File namePartContents
RatingsOnline self-assessment and emotional classAll individual ratings from the online self-assessment and emotional class.
Feature from OpenSmileSingle file for all utteranceMFCC, Pitch, LSP, etc. Totally 6552 features (emo_large)
f0For each utterancePitch (F0) from Esps get_f0 function[2]
mfccFor each utteranceMel-Frequency Cepstral Coefficients(MFCC) from HTK Speech Recognition Toolkit [3]
formantsFor each utteranceF1,F2, and F3 formants extracted with using Praat[4]

File Details

  • Ratings

    The emotion in each utterance was evaluated in a listener test by a large number of annotators (27 university students) independently of one another.

    • Categorical Annotation

      Utterances were labelled in seven emotional states: happy, surprised, sad, angry, fear, neutral and other. For each utterance, the final emotion label was computed from the majority label of the 27 annotators.

    • Annotation in 3D Space

      For the emotion labelling in 3D space. Self-Assessment Manikins (SAMs) [5] were used for measuring the emotional content of each audio clip with ratings on a 5 level scale between one and five for valence, activation and dominance. Valence represents negative to positive axis, activation represents calm to excited axis and dominance represents weak to strong axis of 3 dimensional emotion space. For each utterance in the database, annotators were asked to select one of the iconic image from the corresponding row for each of three dimensions.
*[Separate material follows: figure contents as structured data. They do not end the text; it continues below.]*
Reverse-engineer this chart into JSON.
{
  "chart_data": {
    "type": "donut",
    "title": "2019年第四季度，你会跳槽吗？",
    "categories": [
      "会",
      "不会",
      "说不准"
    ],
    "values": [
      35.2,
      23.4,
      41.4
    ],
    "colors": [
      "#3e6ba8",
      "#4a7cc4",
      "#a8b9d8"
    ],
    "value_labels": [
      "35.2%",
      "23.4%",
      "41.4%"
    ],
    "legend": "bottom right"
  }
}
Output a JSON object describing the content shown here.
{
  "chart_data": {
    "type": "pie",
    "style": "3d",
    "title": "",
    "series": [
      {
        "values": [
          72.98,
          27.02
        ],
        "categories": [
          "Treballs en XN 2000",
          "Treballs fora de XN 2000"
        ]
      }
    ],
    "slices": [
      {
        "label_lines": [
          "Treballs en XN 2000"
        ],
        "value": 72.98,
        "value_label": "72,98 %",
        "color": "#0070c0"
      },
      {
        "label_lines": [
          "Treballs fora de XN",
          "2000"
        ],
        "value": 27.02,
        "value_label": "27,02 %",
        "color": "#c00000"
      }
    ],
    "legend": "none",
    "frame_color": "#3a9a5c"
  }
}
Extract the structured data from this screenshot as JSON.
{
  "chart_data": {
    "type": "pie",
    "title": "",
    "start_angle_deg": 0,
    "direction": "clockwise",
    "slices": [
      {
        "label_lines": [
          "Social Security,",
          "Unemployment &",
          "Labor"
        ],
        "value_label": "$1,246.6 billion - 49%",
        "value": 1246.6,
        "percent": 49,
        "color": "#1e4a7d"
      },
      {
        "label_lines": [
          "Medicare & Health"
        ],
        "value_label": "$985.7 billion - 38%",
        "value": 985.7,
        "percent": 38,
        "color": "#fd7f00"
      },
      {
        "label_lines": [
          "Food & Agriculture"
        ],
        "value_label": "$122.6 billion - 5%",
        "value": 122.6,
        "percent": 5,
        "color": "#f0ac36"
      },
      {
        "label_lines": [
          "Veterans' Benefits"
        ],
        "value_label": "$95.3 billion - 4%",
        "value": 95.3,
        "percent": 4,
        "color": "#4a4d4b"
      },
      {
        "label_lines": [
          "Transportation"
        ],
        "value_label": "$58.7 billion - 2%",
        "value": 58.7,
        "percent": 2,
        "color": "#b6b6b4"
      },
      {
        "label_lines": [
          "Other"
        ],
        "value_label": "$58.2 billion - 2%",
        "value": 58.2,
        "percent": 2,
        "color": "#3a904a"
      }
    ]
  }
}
  • Feature from Opensmile

    This file contains emotion features large set of 6552 features, 1st level functionals of low-level descriptors such as MFCC, Pitch, LSP, ... ((56 LLD + 56 delta) * 39 functionals). File format is arff and labeled with valance, activation and dominance numeric values.

  • F0

    Files contain calculated Pitch values for each utterance. The files are labeled with utterance's names. We calculted Pitch (F0) frequency values with the Esps get_f0 function[2]

  • MFCC

    Files contain calculated MFCC values for each utterance with HTK Speech Recognition Toolkit[3]. The files are labeled with utterance's names.

  • Formants

    Files contain calculated Formant Frequency (F1,F2 and F3) values for each utterance with Praat [4]. The files are labeled with utterance's names.

References

  1. Oflazoglu C, Yildirim S: Turkish emotional speech database. In Proc. IEEE 19th Conf. Signal Processing and Communications Applications (SIU) 2011:1153–1156.
  2. Talkin, D. (1995). A Robust Algorithm for Pitch Tracking (RAPT). In Kleijn, W. B. and Paliwal, K. K. (Eds.), Speech Coding and Synthesis. New York: Elsevier.
  3. Steve Young et al. The HTK Book. Version 3.4, March 2006.
  4. Boersma, Paul & Weenink, David (2013). Praat: doing phonetics by computer [Computer program]. Version 5.3.56, retrieved 15 September 2013 from http://www.praat.org/
  5. Bradley M, Lang PJ: Measuring emotion – the self-assessment manikin and the semantic differential. J. Behav. Ther. Exp. Psychiatry 1994, (25):49–59.